One of the best things about living somewhere as rural and varied as Devon is being able to make the most of weekends and easily get out exploring new, wild places. So one February Saturday, my greyhound Rosie and I did just that, packing up a picnic and driving to Saunton Sands in North Devon.
Three-and-a-half miles of sand, ending in the Taw Estuary to the west and cliffs to the east, backed by a huge system of dunes and stretching at low tide a long way down to the sea, Saunton Sands is an epic sight.
During the summer I am sure the beach is buzzing with holidaymakers, but on this winter’s day, bar a few surfers and dog walkers, it was busy only at the car park end. Seeking solitude, Rosie and I quickly headed west down the beach and found a spot tucked under a towering dune to eat our lunch.
Refuelled, we continued our walk. What struck me most was the space – a rare thing in Devon. The hills on the far side of the estuary were barely visible in the haze and with the sun glaring off the film of water on the sand, I felt like I was walking across a salt flat in Bolivia, not a beach in Devon.
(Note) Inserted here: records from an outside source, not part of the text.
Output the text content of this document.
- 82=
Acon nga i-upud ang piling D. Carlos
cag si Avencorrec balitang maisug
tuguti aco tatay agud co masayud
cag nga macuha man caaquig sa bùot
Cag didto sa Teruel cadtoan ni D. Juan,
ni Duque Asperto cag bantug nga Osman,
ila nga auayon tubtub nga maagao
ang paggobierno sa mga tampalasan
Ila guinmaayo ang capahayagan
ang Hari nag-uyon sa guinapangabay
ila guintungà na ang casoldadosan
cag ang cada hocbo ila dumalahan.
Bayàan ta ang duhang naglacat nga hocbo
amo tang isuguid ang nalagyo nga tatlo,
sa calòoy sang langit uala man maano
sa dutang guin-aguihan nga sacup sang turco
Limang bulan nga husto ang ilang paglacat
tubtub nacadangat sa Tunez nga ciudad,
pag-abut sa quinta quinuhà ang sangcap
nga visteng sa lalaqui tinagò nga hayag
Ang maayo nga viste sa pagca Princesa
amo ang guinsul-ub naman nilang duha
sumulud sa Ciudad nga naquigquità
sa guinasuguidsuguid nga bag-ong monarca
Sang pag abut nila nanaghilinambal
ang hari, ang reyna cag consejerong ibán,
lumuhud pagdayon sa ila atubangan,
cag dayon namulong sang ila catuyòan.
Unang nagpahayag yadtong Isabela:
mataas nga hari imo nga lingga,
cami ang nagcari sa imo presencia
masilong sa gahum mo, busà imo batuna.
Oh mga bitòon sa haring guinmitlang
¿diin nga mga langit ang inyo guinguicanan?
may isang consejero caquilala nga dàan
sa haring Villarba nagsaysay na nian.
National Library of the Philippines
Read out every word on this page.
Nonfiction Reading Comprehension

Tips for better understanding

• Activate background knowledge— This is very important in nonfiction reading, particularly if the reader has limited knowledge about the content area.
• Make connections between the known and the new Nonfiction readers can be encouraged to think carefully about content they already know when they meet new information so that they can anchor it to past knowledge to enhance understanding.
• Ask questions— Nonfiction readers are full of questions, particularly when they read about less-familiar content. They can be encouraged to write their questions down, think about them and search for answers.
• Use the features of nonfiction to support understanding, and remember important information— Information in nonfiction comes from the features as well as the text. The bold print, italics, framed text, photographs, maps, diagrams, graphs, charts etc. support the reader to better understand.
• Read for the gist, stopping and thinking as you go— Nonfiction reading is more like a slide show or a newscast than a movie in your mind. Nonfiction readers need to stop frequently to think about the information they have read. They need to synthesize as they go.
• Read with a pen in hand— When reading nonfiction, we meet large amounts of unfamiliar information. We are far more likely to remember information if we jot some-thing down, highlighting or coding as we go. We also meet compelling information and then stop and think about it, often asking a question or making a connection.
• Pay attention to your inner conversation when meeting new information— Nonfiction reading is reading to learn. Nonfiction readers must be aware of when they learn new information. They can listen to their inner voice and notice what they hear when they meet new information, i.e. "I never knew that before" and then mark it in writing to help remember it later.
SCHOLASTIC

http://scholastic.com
Other walkers and surfers lugging their boards appeared on the horizon like nomads in the Sahara.
Rosie and I walked slowly, inspecting shells and seaweed, larking around. When we wanted to rest and soak up the sun, we sat on the soft sand at the foot of a dune and had tea from a flask (me) and biscuits (both of us).
We stayed until the heat started to go from the day – being February this was all to early in the afternoon. During the drive home, there was a spectacular sunset, the sun a ball of orange lighting up the sky. With spring on the way, I’m looking forward to some evenings when it’s warm enough to sit on the beach at Saunton Sands and watch the sun disappear below that vast horizon.